In a 5 to 4 decision, the Supreme Court said state authorities in Alaska did not violate the constitutional rights of a convicted rapist when they refused to allow him to test the DNA evidence in his case years after his conviction.
The majority justices said William Osborne had adequate means to pursue his post-conviction investigation via state procedures and court rulings in Alaska.
Forty-seven states and the federal government have passed laws providing access to post-conviction DNA testing, according to the Innocence Project.
In a statement after the ruling, Attorney General Eric Holder noted that the court's decision would have a limited impact. "The court merely spoke about what is constitutional, not what is good policy," he said.
"This administration believes that defendants should be permitted access to DNA evidence in a range of circumstances," he said. Mr. Holder noted the passage in 2004 of a federal law guaranteeing DNA access in federal cases.

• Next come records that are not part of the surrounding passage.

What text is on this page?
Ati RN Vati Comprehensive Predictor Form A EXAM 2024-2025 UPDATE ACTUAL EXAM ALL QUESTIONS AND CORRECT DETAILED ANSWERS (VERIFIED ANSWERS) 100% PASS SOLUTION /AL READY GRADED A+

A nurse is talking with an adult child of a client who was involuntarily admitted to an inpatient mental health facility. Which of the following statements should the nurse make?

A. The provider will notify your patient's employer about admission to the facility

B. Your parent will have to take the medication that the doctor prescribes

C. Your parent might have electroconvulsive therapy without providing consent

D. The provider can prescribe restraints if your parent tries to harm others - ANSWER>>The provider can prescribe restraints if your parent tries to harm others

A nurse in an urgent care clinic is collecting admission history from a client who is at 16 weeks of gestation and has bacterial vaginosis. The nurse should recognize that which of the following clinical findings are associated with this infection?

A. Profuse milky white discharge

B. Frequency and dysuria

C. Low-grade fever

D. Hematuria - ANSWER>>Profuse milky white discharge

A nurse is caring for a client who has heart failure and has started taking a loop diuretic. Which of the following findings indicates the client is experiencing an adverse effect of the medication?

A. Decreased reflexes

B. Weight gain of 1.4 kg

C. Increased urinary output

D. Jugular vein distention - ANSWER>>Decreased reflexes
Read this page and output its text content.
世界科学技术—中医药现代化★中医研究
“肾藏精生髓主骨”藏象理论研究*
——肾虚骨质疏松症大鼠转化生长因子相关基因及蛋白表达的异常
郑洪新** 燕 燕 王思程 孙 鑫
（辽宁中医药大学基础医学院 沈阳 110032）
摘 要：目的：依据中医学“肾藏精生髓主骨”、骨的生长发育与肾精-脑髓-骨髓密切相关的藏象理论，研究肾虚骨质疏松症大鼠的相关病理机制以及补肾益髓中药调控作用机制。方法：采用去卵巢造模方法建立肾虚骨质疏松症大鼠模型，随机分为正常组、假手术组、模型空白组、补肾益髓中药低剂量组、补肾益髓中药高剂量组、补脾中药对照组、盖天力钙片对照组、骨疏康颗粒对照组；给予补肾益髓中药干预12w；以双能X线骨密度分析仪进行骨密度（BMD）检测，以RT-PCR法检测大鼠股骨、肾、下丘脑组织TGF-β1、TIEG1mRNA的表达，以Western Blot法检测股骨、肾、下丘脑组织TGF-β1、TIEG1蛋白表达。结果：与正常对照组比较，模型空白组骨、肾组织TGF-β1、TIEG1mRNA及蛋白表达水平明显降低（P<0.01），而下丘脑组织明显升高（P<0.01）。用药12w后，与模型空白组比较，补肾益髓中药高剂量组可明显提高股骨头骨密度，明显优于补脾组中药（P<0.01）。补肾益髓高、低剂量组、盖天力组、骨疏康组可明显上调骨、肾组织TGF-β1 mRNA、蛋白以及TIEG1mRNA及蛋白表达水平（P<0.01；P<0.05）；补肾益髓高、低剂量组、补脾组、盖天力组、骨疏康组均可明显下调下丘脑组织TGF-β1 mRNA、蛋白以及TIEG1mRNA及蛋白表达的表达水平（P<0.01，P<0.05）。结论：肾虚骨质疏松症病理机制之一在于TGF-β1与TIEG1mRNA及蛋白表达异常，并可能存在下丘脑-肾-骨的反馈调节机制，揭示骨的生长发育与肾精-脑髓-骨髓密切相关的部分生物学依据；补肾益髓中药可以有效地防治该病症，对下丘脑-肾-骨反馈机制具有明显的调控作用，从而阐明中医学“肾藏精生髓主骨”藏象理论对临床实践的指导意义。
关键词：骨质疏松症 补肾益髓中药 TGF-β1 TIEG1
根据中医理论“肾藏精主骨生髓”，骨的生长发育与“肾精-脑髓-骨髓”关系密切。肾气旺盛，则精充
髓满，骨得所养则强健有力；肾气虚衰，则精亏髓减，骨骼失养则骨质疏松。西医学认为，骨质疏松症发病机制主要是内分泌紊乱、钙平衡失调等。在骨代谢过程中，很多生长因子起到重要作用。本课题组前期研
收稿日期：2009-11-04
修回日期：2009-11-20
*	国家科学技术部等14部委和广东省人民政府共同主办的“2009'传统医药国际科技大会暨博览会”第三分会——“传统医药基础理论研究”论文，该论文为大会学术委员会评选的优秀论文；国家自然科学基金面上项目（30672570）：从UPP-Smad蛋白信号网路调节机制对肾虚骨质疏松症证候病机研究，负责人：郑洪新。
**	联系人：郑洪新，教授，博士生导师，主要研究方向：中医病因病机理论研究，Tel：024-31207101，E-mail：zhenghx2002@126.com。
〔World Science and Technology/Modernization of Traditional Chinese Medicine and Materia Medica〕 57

"I hope that in light of today's decision all levels of government will follow the federal government's lead by working to expand access to DNA evidence," he said.
Others viewed the decision on a more personal level.
"This ruling is devastating because the Supreme Court was William's last hope," said Evelyn Smalls, Osborne's sister, in a statement. "Alaska should have a law for DNA testing in cases like this, and we hope they pass one quickly."
Thursday's high court ruling stems from a brutal crime near Anchorage, Alaska in 1993. Dexter Jackson and another man hired a prostitute. They drove her to a remote location where they raped and robbed her at gunpoint. The men beat her with an ax handle, shot at her, and then, assuming she was dead, buried her in the snow. She did not die.
Later, police found ballistics evidence at the scene and a used blue condom that had belonged to the prostitute.
Under police questioning, Mr. Jackson identified William Osborne as the other man involved in the attack. Osborne denies it.
The condom was tested and showed a DNA match to Osborne. But DNA testing technology was not as precise in the 1990s as it is today. The test would have shown a match with approximately 15-16 percent of African-American men, according to experts.
At the time of his trial, Osborne's lawyer decided not to conduct an independent and more precise DNA test. The lawyer made a strategic calculation that such a test might provide stronger evidence of her client's guilt.
Nonetheless, the jury found Osborne guilty of sexual assault and kidnapping. He was sentenced to 26 years in prison. On appeal, Osborne argued that his lawyer should have pushed for independent DNA testing. In addition, he claimed a right to conduct new tests on the biological material using more sophisticated and accurate technology than existed at the time of his trial.
While his appeal was pending, Osborne applied for parole. As part of that process he was required to confess under oath to the rape and other crimes. He was released on parole in 2007.
Osborne wasn't free for long. Within six months he was arrested for a different crime – an armed home invasion in which four victims were bound with duct tape and pistol whipped.